Au total, ce que la dictature ne tolère pas, ne pardonne pas, ce n’est pas tant la contestation plaintive par l’opposition droit-de-l’hommiste de l’asservissement de la justice : Il y a longtemps que le régime a intégré cette opposition quémandeuse dans son dispositif au point de s’en prévaloir comme preuve de son « ouverture démocratique ». Non, ce que la dictature ne peut pas et ne veut pas laisser passer, surtout pas dans le champ de la justice, c’est la résistance active de gens du métier qui prétendent, en situation, prendre leurs droits et exercer leurs attributions, sans plus attendre d’y être autorisés ni craindre d’en être sanctionnés. Et pour une dictature « éclairée », cela est insupportable, inconcevable même. D’abord parce que, en portant les valeurs d’une justice indépendante, et en se prévalant du droit tel que formalisé par la loi, la combativité des avocats démystifie la façade légitimante que la justice de la dictature se donne, et en grippe les ressorts pratiquement et moralement.. Ensuite, parce que cette combativité, qui tranche avec les postures de sollicitation et la culture de la dépendance de l’intervention de l’étranger et de son argent, s’articule à des mots d’ordre qui restituent à l’exigence démocratique sa vraie dimension politique et émancipatrice. D'une certaine manière, les avocats réhabilitent le sens et la teneur du combat démocratique, sens et teneur que la thématique plus intéressée que militante des « droits humains », dans certaines pratiques, d’une part, et l’illusion tenace de la voix électorale d’autre part, ont fini par corrompre et scléroser. Au fond, les avocats en lutte nous offrent une autre idée, une autre pratique de la politique : généreuses, unitaires, militantes, transparentes, de terrain..., à la mesure et en cohérence avec ses visées démocratiques. Car si leur mouvement est le fait catégoriel d’une profession, sa portée et ses implications sont, elles, générales et citoyennes, c’est-à-dire politiques, pour des raisons subjectives relatives à une tradition militante et progressiste dans leurs rangs, du fait peut-être de leur vocation de défenseurs du Droit , et aussi objectives liées à la nature et au statut de leur métier qui en font des acteurs impliqués dans le système judiciaire.

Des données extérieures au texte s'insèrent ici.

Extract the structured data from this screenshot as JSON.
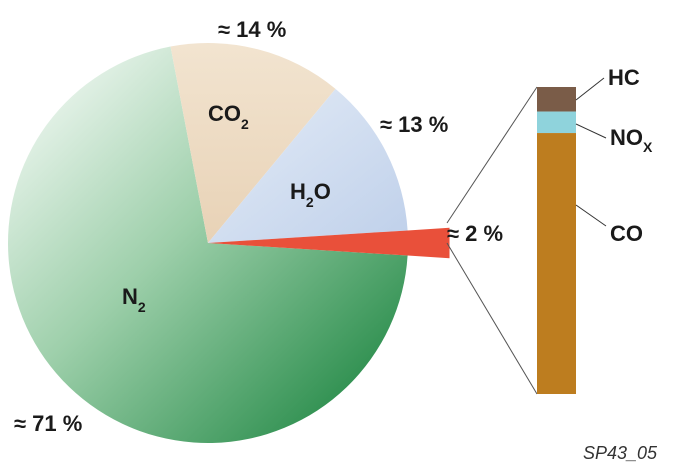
{
  "chart_data": {
    "type": "pie",
    "title": "",
    "slices": [
      {
        "label": "N",
        "label_sub": "2",
        "pct_label": "≈ 71 %",
        "value": 71,
        "color": "#1b8c40"
      },
      {
        "label": "CO",
        "label_sub": "2",
        "pct_label": "≈ 14 %",
        "value": 14,
        "color": "#ecd8be"
      },
      {
        "label": "H",
        "label_sub": "2",
        "label_post": "O",
        "pct_label": "≈ 13 %",
        "value": 13,
        "color": "#cfdcef"
      },
      {
        "label": "",
        "pct_label": "≈ 2 %",
        "value": 2,
        "color": "#e9503a"
      }
    ],
    "breakdown": {
      "of_slice": "≈ 2 %",
      "segments": [
        {
          "label": "HC",
          "label_sub": "",
          "share": 0.08,
          "color": "#7a5c48"
        },
        {
          "label": "NO",
          "label_sub": "X",
          "share": 0.07,
          "color": "#8fd3dc"
        },
        {
          "label": "CO",
          "label_sub": "",
          "share": 0.85,
          "color": "#bd7d1f"
        }
      ]
    }
  },
  "figure_code": "SP43_05"
}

يا محمد لا تهتم.. الحرية تفدى بالدم
شعب تونس شعب أحرار لا يقبل شارون الجزار
محام حر.. حرّ والقضاء مستقل
محاماة حرة حرة والبوليس على بره.. فلا عاش في تونس من خانها ولا عاش من ليس من جندها

ces slogans et mots d’ordre, parmi d'autres, inscrivent le mouvement des avocat dans une confrontation qui constitue sans doute, en l’état, une vraie -et peut-être la seule- opposition politique effective à la dictature. Et du reste, celle-ci ne s’y trompe pas, dont l’intolérance répressive et agressive à l’encontre des avocats en lutte contraste significativement avec sa tolérance, toute relative qu'elle soit, à l’endroit de l’opposition médiatique et institutionnelle.

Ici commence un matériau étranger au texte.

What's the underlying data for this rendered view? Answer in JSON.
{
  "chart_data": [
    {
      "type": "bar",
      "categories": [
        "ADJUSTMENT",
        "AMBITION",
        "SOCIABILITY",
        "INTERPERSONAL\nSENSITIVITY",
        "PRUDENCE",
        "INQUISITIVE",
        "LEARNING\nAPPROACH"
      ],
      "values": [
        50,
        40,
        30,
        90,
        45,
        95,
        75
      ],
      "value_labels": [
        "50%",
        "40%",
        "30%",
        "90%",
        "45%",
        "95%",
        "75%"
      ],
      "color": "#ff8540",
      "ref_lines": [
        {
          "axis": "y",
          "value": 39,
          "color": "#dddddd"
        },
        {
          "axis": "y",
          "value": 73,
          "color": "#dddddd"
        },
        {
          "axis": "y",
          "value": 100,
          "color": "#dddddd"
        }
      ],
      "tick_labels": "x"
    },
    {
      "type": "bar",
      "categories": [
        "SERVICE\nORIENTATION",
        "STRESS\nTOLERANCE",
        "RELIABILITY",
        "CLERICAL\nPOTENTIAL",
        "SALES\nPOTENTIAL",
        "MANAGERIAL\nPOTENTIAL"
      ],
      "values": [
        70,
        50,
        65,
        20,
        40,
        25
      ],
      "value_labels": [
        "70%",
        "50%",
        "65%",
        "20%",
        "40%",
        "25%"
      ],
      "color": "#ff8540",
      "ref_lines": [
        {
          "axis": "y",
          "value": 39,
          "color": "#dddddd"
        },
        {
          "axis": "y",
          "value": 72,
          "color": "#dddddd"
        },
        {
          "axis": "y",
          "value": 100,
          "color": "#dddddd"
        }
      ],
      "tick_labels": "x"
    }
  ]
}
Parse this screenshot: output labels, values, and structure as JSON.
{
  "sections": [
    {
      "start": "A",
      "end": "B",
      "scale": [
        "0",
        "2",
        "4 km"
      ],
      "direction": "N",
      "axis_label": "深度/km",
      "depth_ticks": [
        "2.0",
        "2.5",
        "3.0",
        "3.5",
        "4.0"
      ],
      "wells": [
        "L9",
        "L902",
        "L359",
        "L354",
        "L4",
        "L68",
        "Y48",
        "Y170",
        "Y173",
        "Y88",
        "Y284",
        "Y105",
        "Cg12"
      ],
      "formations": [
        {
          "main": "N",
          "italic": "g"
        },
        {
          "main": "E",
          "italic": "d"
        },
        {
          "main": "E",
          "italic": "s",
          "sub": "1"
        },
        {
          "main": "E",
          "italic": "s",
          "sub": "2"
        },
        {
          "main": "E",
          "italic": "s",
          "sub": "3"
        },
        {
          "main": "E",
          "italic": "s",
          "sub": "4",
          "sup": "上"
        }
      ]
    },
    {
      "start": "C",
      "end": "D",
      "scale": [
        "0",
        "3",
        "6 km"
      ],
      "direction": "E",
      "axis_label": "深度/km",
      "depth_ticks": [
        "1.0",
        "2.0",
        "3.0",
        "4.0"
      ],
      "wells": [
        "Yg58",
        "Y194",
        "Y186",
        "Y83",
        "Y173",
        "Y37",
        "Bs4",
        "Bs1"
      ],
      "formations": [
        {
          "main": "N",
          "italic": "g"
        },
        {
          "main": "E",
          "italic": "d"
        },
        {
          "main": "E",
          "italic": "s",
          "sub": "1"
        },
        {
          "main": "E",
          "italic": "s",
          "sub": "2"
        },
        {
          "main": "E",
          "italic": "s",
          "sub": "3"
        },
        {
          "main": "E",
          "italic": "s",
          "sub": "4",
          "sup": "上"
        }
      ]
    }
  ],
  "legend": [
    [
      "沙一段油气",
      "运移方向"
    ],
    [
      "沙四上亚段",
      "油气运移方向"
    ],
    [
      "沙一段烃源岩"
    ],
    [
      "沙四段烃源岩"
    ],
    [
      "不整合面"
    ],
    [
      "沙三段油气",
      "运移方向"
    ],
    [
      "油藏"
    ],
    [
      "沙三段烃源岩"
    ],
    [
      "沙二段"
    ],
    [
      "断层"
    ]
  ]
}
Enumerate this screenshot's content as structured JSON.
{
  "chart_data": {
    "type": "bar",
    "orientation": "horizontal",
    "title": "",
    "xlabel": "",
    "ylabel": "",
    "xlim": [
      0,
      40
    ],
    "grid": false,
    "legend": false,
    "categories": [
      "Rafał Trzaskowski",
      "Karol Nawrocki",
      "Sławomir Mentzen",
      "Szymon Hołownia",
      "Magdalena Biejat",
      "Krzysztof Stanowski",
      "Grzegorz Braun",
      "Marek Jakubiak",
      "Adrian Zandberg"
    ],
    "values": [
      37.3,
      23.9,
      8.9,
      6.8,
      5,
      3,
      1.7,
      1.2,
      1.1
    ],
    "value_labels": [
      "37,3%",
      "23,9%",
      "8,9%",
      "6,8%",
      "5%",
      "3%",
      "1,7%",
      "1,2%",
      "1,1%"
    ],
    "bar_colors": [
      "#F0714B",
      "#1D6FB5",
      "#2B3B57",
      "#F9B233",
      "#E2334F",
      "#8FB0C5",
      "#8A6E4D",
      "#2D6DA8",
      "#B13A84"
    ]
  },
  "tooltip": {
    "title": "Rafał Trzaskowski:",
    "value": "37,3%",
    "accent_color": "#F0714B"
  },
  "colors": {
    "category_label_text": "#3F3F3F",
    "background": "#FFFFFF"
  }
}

J’en viens donc, après et avec tant d’autres, à saluer et à reconnaître dans le mouvement des avocats des portes paroles de nos aspirations les plus partagées à l’émancipation et à la dignité nationale, et des résistants à l’avant garde de ce que peut être une dynamique militante et efficiente de lutte contre la dictature. Il y a en effet dans le mouvement des avocats de ce printemps 2005 quelque chose d’exemplaire qui rayonne sur l’opposition tunisienne. Non seulement il aura achevé de réanimer une scène politique non encore remise du coup de massue des dernières élections présidentielle, mais il agit comme une force tonique qui stimule et inspire. Et rien que pour cela, et quelle qu’en soit l’issue, il compte d’ores et déjà pour un acquis, sans doute des plus importants, en ce qu’il donne à la résistance démocratique un souffle de vie qui la rend visible et opérante.

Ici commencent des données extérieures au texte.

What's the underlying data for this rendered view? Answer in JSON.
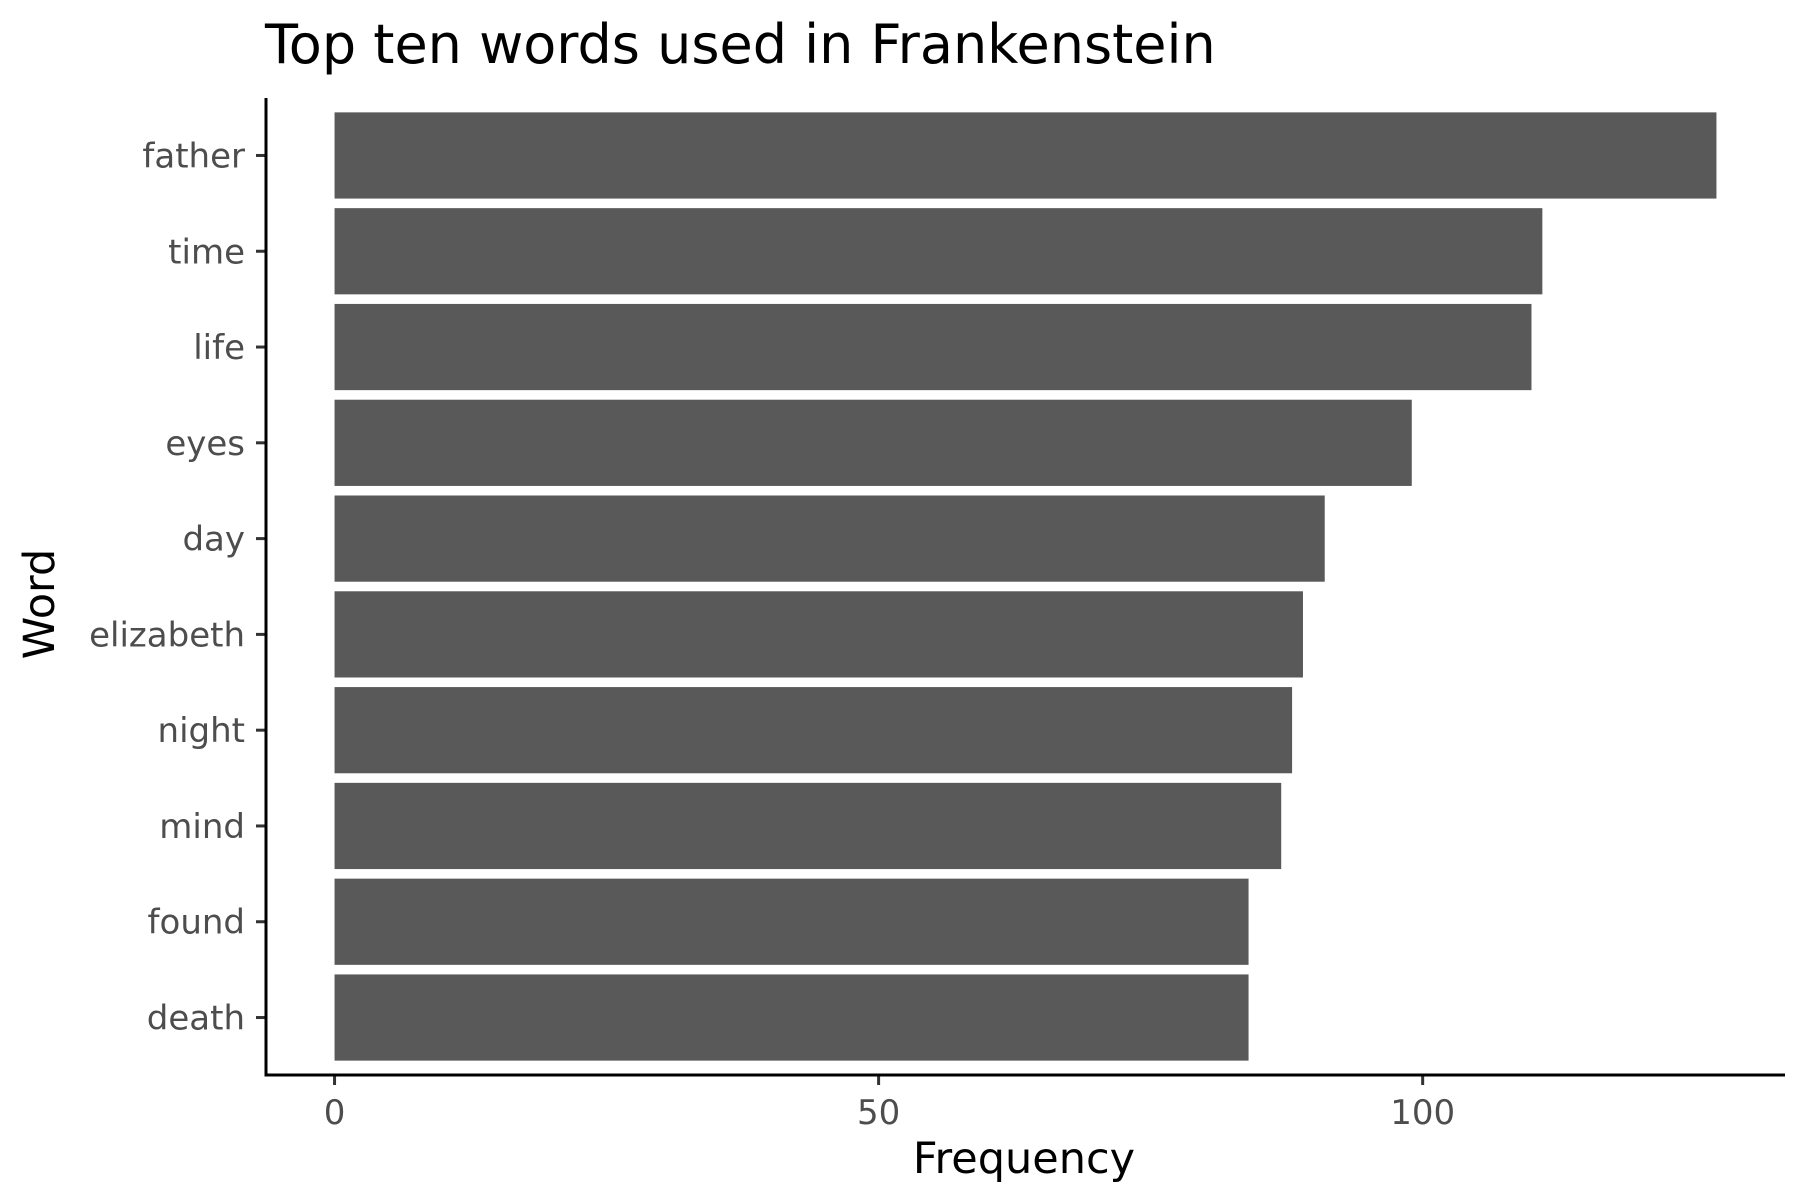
{
  "chart_data": {
    "type": "bar",
    "orientation": "horizontal",
    "title": "Top ten words used in Frankenstein",
    "xlabel": "Frequency",
    "ylabel": "Word",
    "categories": [
      "father",
      "time",
      "life",
      "eyes",
      "day",
      "elizabeth",
      "night",
      "mind",
      "found",
      "death"
    ],
    "values": [
      127,
      111,
      110,
      99,
      91,
      89,
      88,
      87,
      84,
      84
    ],
    "xlim": [
      -6.3,
      133.3
    ],
    "xticks": [
      0,
      50,
      100
    ],
    "xtick_labels": [
      "0",
      "50",
      "100"
    ],
    "grid": false,
    "legend": "none",
    "bar_color": "#595959"
  }
}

Certes, le régime dispose, peut être dans la magistrature plus qu’ailleurs, de loyautés inconditionnelles. Et certes, les magistrats, traditionnellement légitimistes et quelque peu conservateurs, n’ont pas grand-chose de la fougue frondeuse des avocats, pas plus que n’y a cours le profil, somme toute exceptionnel par tant de courage et de probité, de leur pair : le juge rebelle Mokhtar Yahyaoui. Mais il est injuste de projeter sur toute la magistrature le déshonneur et la servilité qui collent en propre aux fronts de ceux là seuls en son sein qui, pontes du système, larbins de service et juges aux ordres, ont vendu leur âme. Les magistrats ne sont pas des suppôts, ni même des agents privilégiés de la dictature, loin s’en faut. Un ami, juriste, m’apprenait qu’en 1988 déjà, le Tribunal correctionnel de Kairouan, confirmé par la Cour d’appel de Sousse, avaient osé reconnaitre au juge une compétence en matière de contrôle de la constitutionnalité des lois, à l’occasion de l’examen du décret présidentiel instituant le Conseil consultatif ; compétence que la Cour de cassation s’est empressée de nier, brisant tout net l‘autorité d’une justice indépendante de l’exécutif.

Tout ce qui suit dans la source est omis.